Security and Attack Mitigation¶
Parameterized Command Strings¶
All Colectica products that interact with a database and use user input do so in a secure fashion.
A SQL command string that is built from user input is vulnerable to SQL injection attacks. In a SQL injection attack, a malicious user supplies input that alters the design of a query in an attempt to damage or gain unauthorized access to the underlying database. Typical techniques include injection of a single quotation mark or apostrophe, which is the SQL literal string delimiter; two dashes, which signifies a SQL comment; and a semicolon, which indicates that a new command follows.

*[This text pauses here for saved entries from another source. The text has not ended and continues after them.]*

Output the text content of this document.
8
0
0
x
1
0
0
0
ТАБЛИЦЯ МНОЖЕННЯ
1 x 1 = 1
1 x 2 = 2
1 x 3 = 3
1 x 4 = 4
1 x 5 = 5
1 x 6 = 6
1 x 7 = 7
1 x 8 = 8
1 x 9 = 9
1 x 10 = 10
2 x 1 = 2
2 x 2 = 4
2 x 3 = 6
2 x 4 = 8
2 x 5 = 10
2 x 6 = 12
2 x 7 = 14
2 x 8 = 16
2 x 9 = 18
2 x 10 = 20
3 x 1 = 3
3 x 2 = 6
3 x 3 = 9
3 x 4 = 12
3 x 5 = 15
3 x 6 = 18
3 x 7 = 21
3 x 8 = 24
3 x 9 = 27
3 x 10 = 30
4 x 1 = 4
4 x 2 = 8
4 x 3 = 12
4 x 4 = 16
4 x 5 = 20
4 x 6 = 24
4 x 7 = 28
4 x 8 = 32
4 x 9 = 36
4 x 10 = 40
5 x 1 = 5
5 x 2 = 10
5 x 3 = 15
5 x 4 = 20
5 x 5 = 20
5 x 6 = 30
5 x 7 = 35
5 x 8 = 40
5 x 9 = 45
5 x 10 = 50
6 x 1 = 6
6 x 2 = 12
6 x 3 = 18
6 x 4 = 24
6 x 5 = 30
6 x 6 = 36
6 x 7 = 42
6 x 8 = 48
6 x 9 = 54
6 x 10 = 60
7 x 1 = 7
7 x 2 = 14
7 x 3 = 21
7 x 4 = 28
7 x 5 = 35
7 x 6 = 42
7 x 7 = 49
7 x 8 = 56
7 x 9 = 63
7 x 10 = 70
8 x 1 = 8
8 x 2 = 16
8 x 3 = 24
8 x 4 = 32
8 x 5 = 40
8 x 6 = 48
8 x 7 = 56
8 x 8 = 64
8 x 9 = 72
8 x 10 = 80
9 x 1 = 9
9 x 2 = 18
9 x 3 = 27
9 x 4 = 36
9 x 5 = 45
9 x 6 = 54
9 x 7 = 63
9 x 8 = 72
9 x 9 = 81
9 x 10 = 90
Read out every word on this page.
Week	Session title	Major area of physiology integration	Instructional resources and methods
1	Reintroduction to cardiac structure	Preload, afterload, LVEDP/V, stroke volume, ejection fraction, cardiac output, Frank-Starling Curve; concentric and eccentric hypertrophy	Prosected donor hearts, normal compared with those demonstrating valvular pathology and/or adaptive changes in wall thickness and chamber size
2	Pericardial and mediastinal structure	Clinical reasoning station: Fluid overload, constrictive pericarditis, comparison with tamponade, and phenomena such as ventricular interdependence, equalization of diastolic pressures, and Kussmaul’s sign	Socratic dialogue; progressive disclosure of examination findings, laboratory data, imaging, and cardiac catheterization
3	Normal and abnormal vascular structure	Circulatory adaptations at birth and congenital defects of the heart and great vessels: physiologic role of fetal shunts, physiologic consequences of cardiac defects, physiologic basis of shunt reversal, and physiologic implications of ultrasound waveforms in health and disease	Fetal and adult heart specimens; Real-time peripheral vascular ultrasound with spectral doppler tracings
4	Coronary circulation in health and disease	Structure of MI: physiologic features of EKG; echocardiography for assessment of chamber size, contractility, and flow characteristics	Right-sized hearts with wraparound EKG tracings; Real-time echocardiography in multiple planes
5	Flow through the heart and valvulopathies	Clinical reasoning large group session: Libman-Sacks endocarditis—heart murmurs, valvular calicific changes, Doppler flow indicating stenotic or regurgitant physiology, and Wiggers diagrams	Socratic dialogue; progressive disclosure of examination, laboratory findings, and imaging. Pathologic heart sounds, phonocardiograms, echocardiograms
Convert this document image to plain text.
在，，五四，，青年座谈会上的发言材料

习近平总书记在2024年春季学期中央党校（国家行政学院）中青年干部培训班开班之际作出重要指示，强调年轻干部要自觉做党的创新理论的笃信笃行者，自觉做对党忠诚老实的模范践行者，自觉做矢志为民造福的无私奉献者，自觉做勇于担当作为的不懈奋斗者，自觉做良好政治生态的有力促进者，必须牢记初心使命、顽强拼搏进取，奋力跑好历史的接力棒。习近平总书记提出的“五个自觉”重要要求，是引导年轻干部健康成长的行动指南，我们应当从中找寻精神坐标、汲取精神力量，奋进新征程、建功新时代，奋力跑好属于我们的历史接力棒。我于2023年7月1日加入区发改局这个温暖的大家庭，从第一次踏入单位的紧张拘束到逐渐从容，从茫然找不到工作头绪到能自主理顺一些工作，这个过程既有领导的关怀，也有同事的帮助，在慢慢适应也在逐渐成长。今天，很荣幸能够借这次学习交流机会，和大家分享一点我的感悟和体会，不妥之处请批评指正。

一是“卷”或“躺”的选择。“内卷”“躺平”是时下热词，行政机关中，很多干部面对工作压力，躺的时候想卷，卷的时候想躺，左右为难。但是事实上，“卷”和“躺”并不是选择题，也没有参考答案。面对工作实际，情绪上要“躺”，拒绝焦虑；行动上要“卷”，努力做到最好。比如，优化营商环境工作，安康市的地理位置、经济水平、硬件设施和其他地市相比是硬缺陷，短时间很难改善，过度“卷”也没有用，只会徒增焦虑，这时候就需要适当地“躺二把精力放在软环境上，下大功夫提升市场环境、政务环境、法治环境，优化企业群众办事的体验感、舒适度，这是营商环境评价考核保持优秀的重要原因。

Since user input must be part of many Colectica queries, all Colectica database access uses parameterized command strings to eliminate the risk of attack.
Anti-Cross Site Scripting Library¶
Colectica Portal uses the Microsoft Anti-Cross Site Scripting Library to protect users from Cross-Site Scripting (XSS) attacks.
XSS enables attackers to inject client-side script into Web pages viewed by other users. A cross-site scripting vulnerability may be used by attackers to bypass access controls such as the same origin policy.
- Colectica uses the Microsoft Anti-Cross Site Scripting library to prevent XSS attacks.
- Colectica limits the display of user created content to information created by authenticated users.
- Colectica supports a read-only view of Colectica Portal, eliminating all web user generated content.